Elektronik müzik dünyasında bu tarz bir ‘karakter yaratma’ akımı ilk günlerden beri mevcut. Altında epey felsefi fikir yatanı da var, sırf eğlencesine yapanı da. Benim için de altında yatan bazı düşünceler var. Ama epey eğlenceli olduğunu da belirtmeliyim. Daha akılda kalıcı bir karakter olacağını da düşünmüştüm elbette. Yani hepsinden biraz var diyebilirim.

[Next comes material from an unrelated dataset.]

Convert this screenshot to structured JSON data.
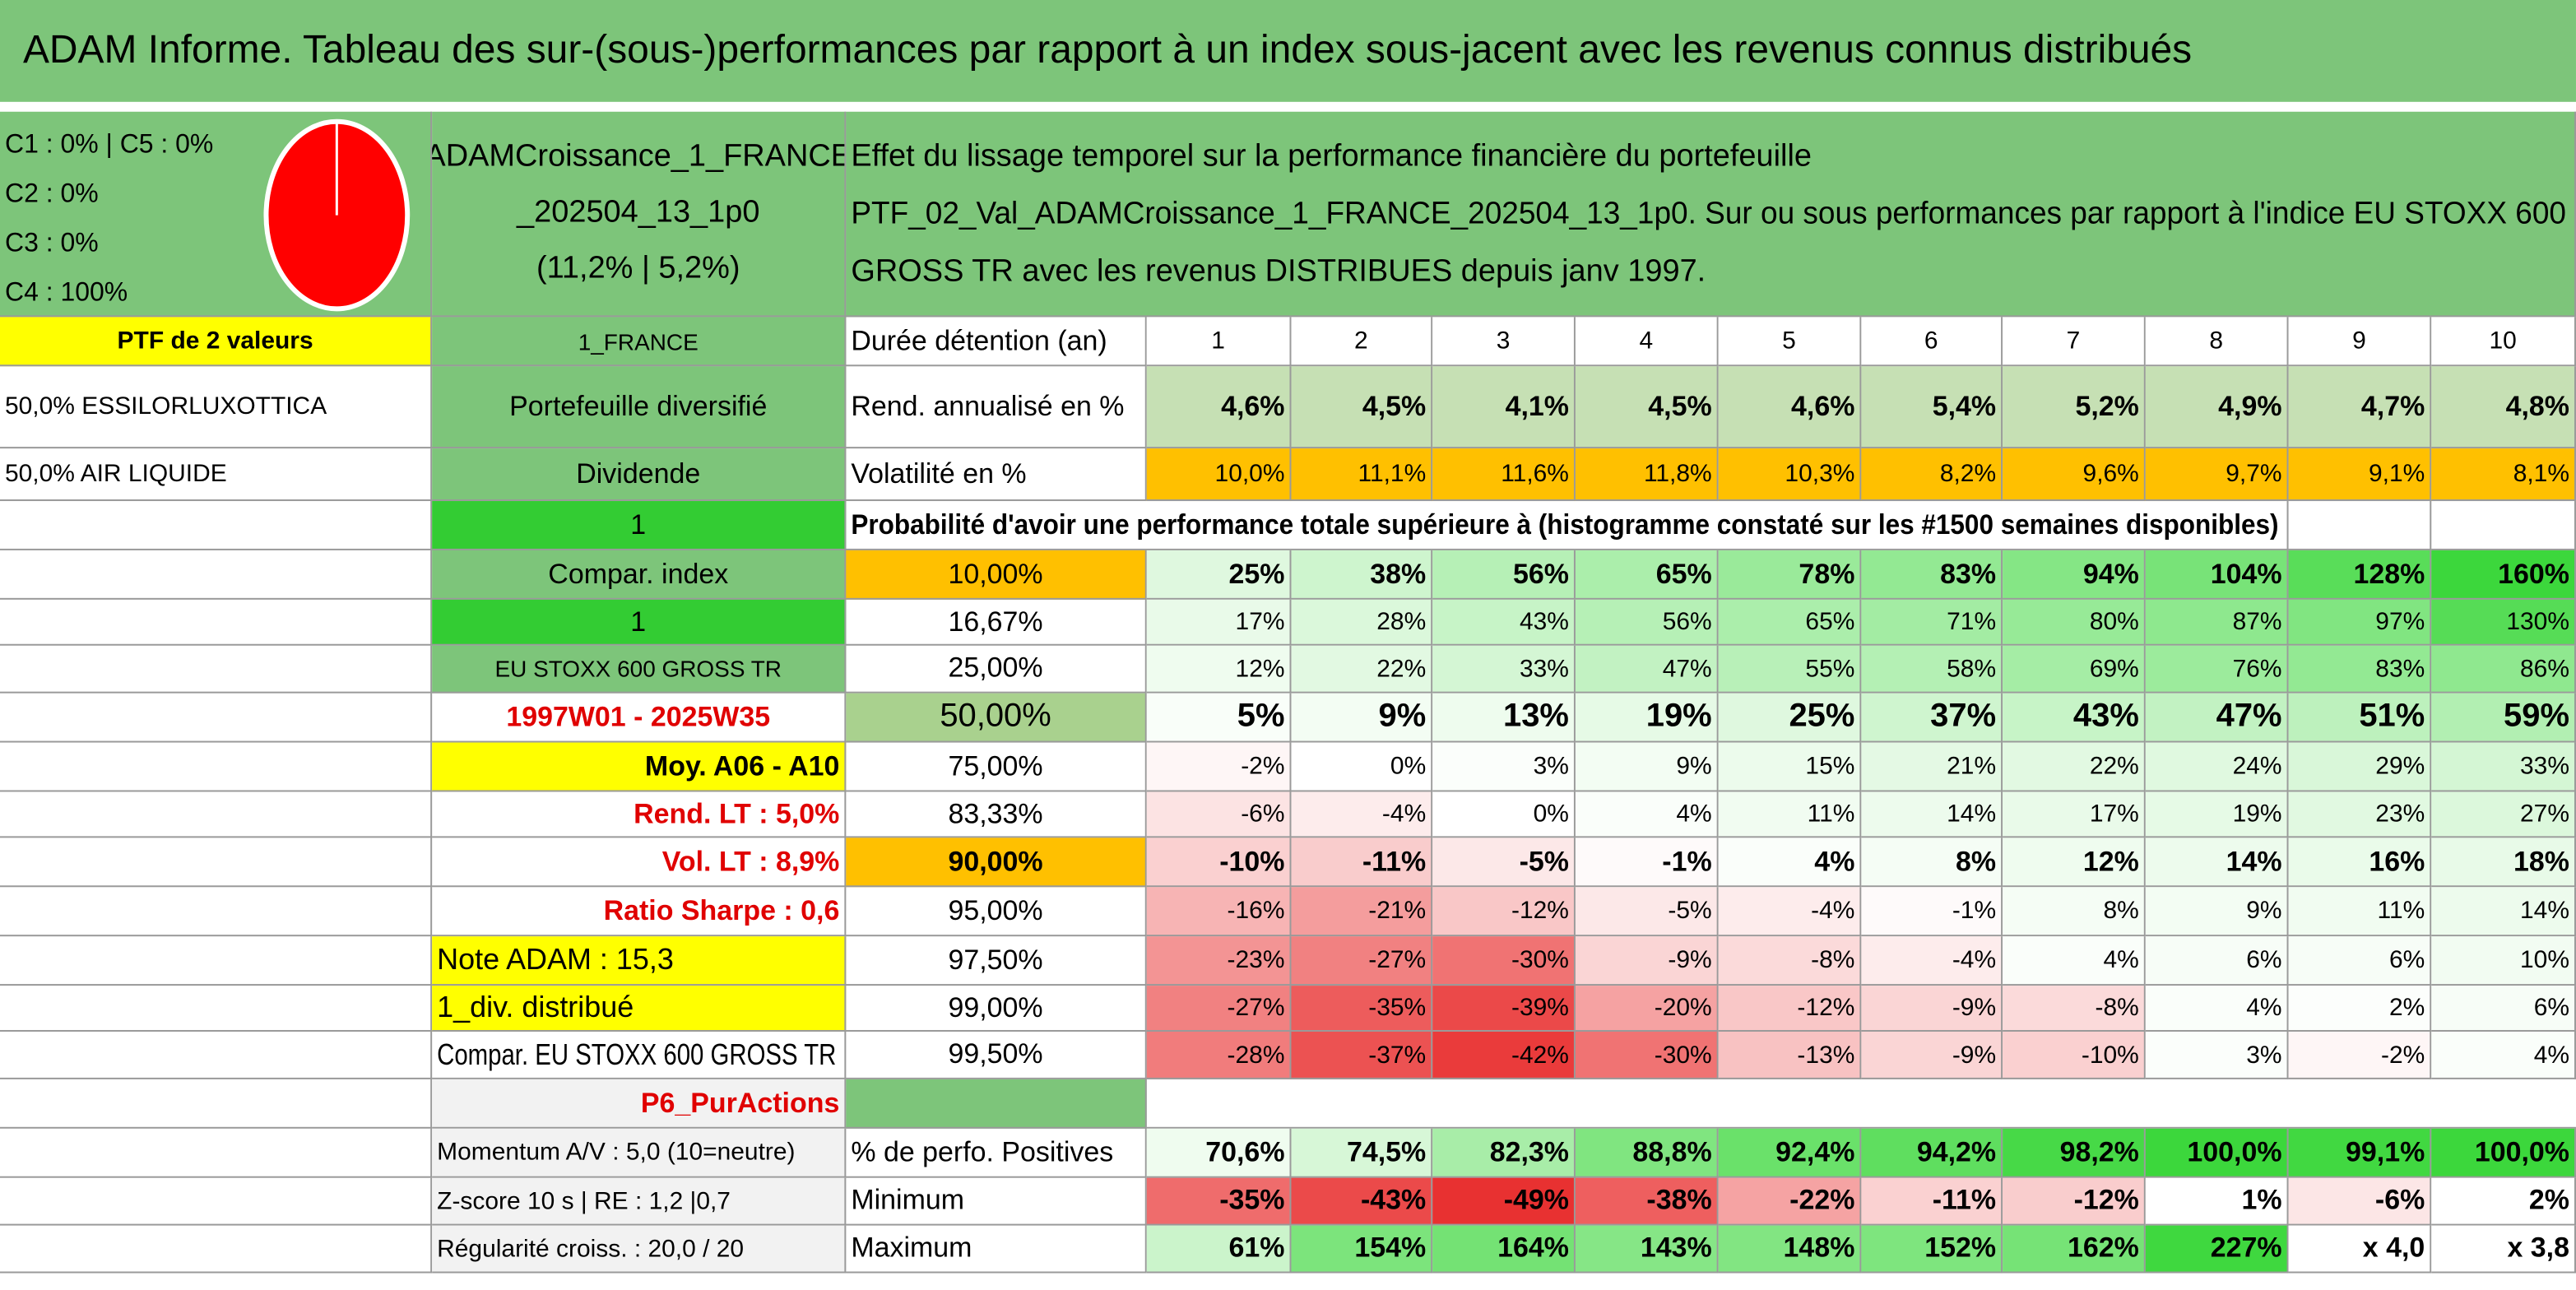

Son olarak seni biraz daha farklı yönlerinle de tanımak isteriz müzik dışında neler var hayatında ya da müzik hayatının ne kadarında yer alıyor? Ayrıca karantina günlerini nasıl geçirdin yaşadığımız bu pandemi yılı sana neler hissettirdi müziğine yansıyan etkileri oldu mu?
Kendimle ilgili çocukluğumdan beri bir hayalim oldu. Gençliğimde müzisyen, orta yaşlarımda yönetmen, yaşlılığımda da yazar olmak istedim hep. Sinema okudum, gençliğimi müzisyen olarak geçiriyorum, bol bol okuyup yazmaya da çalışıyorum. Bu hayallerime erişir miyim bilmiyorum ama zaten asıl amaç da bu yolda mümkün olduğunca ilerlemek.
Karantina günlerinde müzikle epey haşır neşirdim. Albüm sonrası biraz boşladım ve oyunlar oynayıp, YouTube’da videolar izlemeye fazla zaman ayırıyorum. Ancak bu kısa sürecek zira DKTT ile epey hareketli bir dönem bizi bekliyor. Pandemi yılı elbette müziğime etki etmiştir. Kariyerime ettiği kesin ama müziğime olan etkisini biraz zaman sonra geri dönüp baktığımda fark ederiz diye düşünüyorum.